Losing your hair can feel like you're losing your identity and many men believe that hair loss is just a fact of growing old. While it's true that hair loss is completely normal, commonly during the telogen (resting) phase of the hair growth cycle, a sudden and dramatic loss of hair could indicate an underlying medical condition.

What is the cause of male hair loss?

There are many factors that could cause hair loss such as stress, diet, tight hairstyles, diabetes, heart disease and cancer. Research has determined that the hormone dihydrotestosterone (DHT) plays a considerable role in male pattern hair loss.

DHT is the result of an enzyme (5-alpha reductase) which converts testosterone in the cells of the hair follicle to promote the growth cycle. When too much dihydrotestosterone is created, it shortens the growth cycle and inhibits the growth of new hair. The resting period, during which the hair is shed to allow new hair to grow from the follicle, remains the same.
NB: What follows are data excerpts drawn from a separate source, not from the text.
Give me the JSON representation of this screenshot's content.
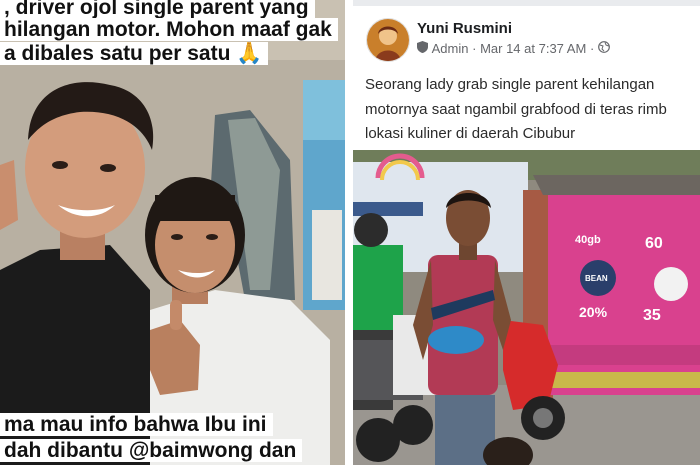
{
  "story": {
    "caption_top": [
      ", driver ojol single parent yang",
      "hilangan motor. Mohon maaf gak",
      "a dibales satu per satu 🙏"
    ],
    "caption_bottom": [
      "ma mau info bahwa Ibu ini",
      "dah dibantu @baimwong dan"
    ]
  },
  "post": {
    "author": "Yuni Rusmini",
    "role": "Admin",
    "separator": "·",
    "date": "Mar 14 at 7:37 AM",
    "text_lines": [
      "Seorang lady grab single parent kehilangan",
      "motornya saat ngambil grabfood di teras rimb",
      "lokasi kuliner di daerah Cibubur"
    ],
    "photo": {
      "signs": [
        "40gb",
        "60",
        "20%",
        "35",
        "BEAN"
      ]
    }
  },
  "colors": {
    "facebook_text": "#1c1e21",
    "facebook_meta": "#65676b",
    "pink_wall": "#d9418e",
    "grab_green": "#1ea34a"
  },
  "icons": [
    "admin-badge-icon",
    "globe-icon",
    "prayer-hands-emoji"
  ]
}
Alopecia areata is an autoimmune response which attacks the hair follicles and causes hair to fall out.

If caught early, male pattern hair loss can be treated effectively.

How can I treat it?

Eating healthily and exercising regularly can reduce your risk of hair loss while also helping to reduce stress levels and improve your overall well-being. However, androgenic alopecia is not caused by, nor can be treated with, changes in your lifestyle. If you are experiencing sudden hair loss, talk with your GP about appropriate treatments.

One of the treatments they might suggest is Propecia. This pill is taken daily to combat the amount of dihydrotestosterone in the body and halts the loss of hair. Clinical trials have shown that, after 2 years of use, 83% of finasteride users experienced no further hair loss. If the treatment is stopped, however, the hair loss will resume so the drug is only effective so long as it's being administered daily.

Another popular treatment called minoxidil (Rogaine) lotion can be massaged into the scalp for a similar effect. While it acts faster and produces noticeable results in just a few months, it is has a lower efficacy (50%) in studies. 33% of men using minoxidil saw no effect.

Future hair loss treatment

A recent study into finding an alternative hair loss treatment showed promising results. They found that the drug Cyclosporine A (CsA), which is used to treat osteoporosis, had an adverse side effect of hair growth. CsA reduces SFRP1, a protein that inhibits hair growth. Another compound, WAY-316606, was also found to suppress SFRP1 when applied to follicles in a lab. Furthermore, the result was greater than either midoxinil (Rogaine) or finasteride.

Future studies into this potentially revolutionary treatment are needed, but Dr Hawkshaw of Manchester University is hopeful about his breakthrough saying:

"The fact this new agent, which had never even been considered in a hair loss context, promotes human hair growth is exciting because of its translational potential: it could one day make a real difference to people who suffer from hair loss."

Male pattern hair loss is common and temporary in most cases and often reversible, if it's a result of stress or an unbalanced diet. If you are concerned about your hair loss, speak to your GP.